Compared with 2D MRI, 3D MRI provides superior volumetric spatial resolution and signal-to-noise ratio. However, it is more challenging to reconstruct 3D MRI images. Current methods are mainly based on convolutional neural networks (CNN) with small kernels, which are difficult to scale up to have sufficient fitting power for 3D MRI reconstruction due to the large image size and GPU memory constraint.
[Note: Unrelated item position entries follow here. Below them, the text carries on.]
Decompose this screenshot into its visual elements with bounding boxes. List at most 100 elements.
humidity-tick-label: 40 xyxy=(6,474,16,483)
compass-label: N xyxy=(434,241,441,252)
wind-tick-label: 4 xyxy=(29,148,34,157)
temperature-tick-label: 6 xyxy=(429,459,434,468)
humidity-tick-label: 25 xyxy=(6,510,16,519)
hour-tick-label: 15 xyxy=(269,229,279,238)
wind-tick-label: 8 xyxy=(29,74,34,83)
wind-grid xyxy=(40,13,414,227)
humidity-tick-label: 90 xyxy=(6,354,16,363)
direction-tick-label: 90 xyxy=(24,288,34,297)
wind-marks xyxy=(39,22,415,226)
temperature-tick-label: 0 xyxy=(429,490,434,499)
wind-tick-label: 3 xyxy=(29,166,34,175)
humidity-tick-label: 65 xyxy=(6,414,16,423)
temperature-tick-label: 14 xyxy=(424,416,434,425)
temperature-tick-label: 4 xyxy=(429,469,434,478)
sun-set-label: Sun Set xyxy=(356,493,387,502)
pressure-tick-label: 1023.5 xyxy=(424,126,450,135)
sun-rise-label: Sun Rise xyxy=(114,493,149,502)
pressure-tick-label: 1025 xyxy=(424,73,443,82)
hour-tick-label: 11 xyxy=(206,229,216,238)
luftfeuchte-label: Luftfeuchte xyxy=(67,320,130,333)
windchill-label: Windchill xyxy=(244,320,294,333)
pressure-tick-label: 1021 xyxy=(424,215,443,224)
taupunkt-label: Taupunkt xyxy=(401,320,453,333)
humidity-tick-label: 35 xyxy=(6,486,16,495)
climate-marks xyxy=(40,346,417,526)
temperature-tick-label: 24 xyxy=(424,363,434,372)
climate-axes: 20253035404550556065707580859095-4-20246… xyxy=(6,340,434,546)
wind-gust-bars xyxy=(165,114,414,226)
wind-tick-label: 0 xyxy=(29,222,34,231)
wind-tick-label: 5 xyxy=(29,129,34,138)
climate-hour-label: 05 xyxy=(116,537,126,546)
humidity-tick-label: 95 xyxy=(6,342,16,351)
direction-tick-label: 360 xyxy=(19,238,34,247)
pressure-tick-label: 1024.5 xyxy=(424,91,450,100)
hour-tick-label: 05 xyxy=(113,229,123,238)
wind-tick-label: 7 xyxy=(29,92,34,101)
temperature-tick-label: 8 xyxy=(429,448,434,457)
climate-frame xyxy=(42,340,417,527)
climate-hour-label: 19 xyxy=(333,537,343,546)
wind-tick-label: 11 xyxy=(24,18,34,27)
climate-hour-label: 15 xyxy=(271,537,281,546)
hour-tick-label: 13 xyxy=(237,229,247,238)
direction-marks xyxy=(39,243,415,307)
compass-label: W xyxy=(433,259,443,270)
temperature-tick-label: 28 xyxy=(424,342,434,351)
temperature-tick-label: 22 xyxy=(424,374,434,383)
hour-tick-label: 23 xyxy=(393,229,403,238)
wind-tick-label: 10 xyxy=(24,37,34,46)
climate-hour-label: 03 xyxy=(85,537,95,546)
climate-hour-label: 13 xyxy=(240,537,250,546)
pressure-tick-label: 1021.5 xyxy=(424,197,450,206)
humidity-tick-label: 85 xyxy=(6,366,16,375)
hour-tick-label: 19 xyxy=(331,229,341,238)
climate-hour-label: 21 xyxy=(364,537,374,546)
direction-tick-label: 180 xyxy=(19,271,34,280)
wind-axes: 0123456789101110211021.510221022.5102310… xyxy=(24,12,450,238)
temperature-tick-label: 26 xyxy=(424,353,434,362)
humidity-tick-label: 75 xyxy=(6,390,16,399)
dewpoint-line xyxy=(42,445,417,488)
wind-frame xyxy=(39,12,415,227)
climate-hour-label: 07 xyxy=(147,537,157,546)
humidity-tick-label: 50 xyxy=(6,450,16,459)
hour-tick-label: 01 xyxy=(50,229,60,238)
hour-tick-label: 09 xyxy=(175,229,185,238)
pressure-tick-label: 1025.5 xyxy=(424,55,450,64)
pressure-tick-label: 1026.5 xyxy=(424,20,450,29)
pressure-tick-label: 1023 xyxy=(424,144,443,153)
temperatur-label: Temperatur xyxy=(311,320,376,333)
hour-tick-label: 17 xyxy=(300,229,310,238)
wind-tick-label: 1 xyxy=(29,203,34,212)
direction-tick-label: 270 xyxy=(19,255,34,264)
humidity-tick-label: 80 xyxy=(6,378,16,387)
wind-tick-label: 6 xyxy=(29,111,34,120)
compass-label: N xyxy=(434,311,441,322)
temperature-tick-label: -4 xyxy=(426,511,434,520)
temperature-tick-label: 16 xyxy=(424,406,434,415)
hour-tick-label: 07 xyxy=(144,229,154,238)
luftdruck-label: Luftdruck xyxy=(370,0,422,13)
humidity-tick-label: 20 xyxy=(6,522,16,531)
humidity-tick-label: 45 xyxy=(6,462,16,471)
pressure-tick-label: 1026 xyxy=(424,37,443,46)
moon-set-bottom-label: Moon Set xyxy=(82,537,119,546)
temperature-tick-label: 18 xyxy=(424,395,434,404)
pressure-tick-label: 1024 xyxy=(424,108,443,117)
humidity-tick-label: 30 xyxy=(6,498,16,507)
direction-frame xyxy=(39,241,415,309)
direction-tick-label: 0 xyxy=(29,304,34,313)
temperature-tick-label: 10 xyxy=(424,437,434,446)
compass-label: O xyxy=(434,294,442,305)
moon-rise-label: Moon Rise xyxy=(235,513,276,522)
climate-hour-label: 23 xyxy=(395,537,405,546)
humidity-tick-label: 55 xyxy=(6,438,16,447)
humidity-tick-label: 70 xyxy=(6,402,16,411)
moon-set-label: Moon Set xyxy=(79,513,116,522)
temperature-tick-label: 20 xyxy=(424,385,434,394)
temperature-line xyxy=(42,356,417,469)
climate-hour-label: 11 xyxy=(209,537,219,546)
Furthermore, MRI reconstruction is a deconvolution problem, which demands long-distance information that is difficult to capture by CNNs with small convolution kernels. The multi-layer perceptron (MLP) can model such long-distance information, but it requires a fixed input size. In this paper, we proposed Recon3DMLP, a hybrid of CNN modules with small kernels for low-frequency reconstruction and adaptive MLP (dMLP) modules with large kernels to boost the high-frequency reconstruction, for 3D MRI reconstruction. We further utilized the circular shift operation based on MRI physics such that dMLP accepts arbitrary image size and can extract global information from the entire FOV. We also propose a GPU memory efficient data fidelity module that can reduce $>$50$\%$ memory. We compared Recon3DMLP with other CNN-based models on a high-resolution (HR) 3D MRI dataset. Recon3DMLP improves HR 3D reconstruction and outperforms several existing CNN-based models under similar GPU memory consumption, which demonstrates that Recon3DMLP is a practical solution for HR 3D MRI reconstruction.

翻译：与2D MRI相比，3D MRI具有优越的体积空间分辨率和信噪比。然而，重建3D MRI图像更具挑战性。当前方法主要基于小核卷积神经网络（CNN），但由于图像尺寸大和GPU内存限制，这些网络难以扩展至具有足够拟合能力的规模用于3D MRI重建。此外，MRI重建是一个反卷积问题，需要长距离信息，而小卷积核的CNN难以捕获这类信息。多层感知机（MLP）能够建模长距离信息，但其需要固定的输入尺寸。本文提出Recon3DMLP，一种混合架构——结合用于低频重建的小核CNN模块和用于提升高频重建的大核自适应MLP（dMLP）模块——用于3D MRI重建。我们进一步利用基于MRI物理的循环移位操作，使dMLP能够接受任意图像尺寸，并从整个视野中提取全局信息。我们还提出一个节省GPU内存的数据保真模块，可减少超过50%的内存占用。我们在高分辨率（HR）3D MRI数据集上比较了Recon3DMLP与其他基于CNN的模型。在相似GPU内存消耗下，Recon3DMLP提升了HR 3D重建效果，并优于多个现有基于CNN的模型，这表明Recon3DMLP是HR 3D MRI重建的实用解决方案。